Biskup diecezji charkowsko-zaporoskiej, Paweł Honczaruk, oskarżył rosyjskie siły zbrojne o przeprowadzanie celowych ataków na pracowników organizacji humanitarnych podczas wojny na Ukrainie. Niemożliwe są też zgromadzenia wiernych. Stąd życie Kościoła toczy się w ukryciu.
– Rosjanie patrzą, gdzie są bazy z pomocą humanitarną i biorą je pod ostrzał – powiedział w wywiadzie dla niemieckiej Katolickiej Agencji Informacyjnej KNA. – Dlatego praca charytatywna w metropolii wschodniej Ukrainy jest niebezpieczna – zaznaczył.
Większe zgromadzenia, takie jak nabożeństwa, nie są możliwe. – Zamknęliśmy kościoły – powiedział biskup. Zamiast tego księża składają wizyty domowe, także w szpitalach. Próbują rozmawiać z ludźmi, pomagać im. – Przez sakramenty, przez spowiedź, Komunię, przez spotkania, rozmowy, przez wzmocnienie psychologiczne, ale także materialne – powiedział bp Honczaruk.
Sytuacja w Charkowie pozostaje niepewna. Nawet w nocy miasto jest ostrzeliwane. – Nie ma spokoju – zaznaczył biskup. W dach domu biskupa uderzyły niedawno odłamki bomby, ale „nikt dzięki Bogu nie został ranny”. Tysiące ludzi ukrywa się w podziemnych szybach lub piwnicach.

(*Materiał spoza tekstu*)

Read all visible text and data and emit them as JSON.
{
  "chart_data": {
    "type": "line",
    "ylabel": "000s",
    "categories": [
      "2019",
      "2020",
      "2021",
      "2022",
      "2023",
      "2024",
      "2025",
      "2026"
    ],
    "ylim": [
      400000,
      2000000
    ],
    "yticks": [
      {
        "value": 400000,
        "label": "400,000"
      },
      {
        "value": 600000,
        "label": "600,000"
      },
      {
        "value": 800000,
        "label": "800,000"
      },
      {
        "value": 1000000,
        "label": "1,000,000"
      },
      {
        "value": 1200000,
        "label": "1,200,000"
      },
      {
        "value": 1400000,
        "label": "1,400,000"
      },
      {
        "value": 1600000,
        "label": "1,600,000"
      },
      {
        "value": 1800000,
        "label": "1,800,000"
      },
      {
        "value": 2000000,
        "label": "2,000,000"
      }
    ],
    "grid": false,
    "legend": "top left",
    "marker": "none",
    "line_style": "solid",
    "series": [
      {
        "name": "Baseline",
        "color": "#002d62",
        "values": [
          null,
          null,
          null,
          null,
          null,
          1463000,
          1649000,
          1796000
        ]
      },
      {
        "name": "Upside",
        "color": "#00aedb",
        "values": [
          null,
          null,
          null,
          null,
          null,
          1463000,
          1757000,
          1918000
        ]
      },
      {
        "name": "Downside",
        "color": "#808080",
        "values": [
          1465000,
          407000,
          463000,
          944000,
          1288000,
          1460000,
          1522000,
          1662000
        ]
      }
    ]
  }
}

Ludzie wychodzą na krótko tylko po to, aby załatwić ważne sprawy. – W tej chwili 150 tys. ludzi ukrywa się w piwnicach – powiedział bp Honczaruk.
On sam w żadnym wypadku nie będzie uciekał. – Zostaję. Mogłem wyjechać już dawno temu, ale jestem tu potrzebny, moja służba jest potrzebna i dlatego zostanę do końca – zapewnił ordynariusz diecezji charkowsko-zaporoskiej.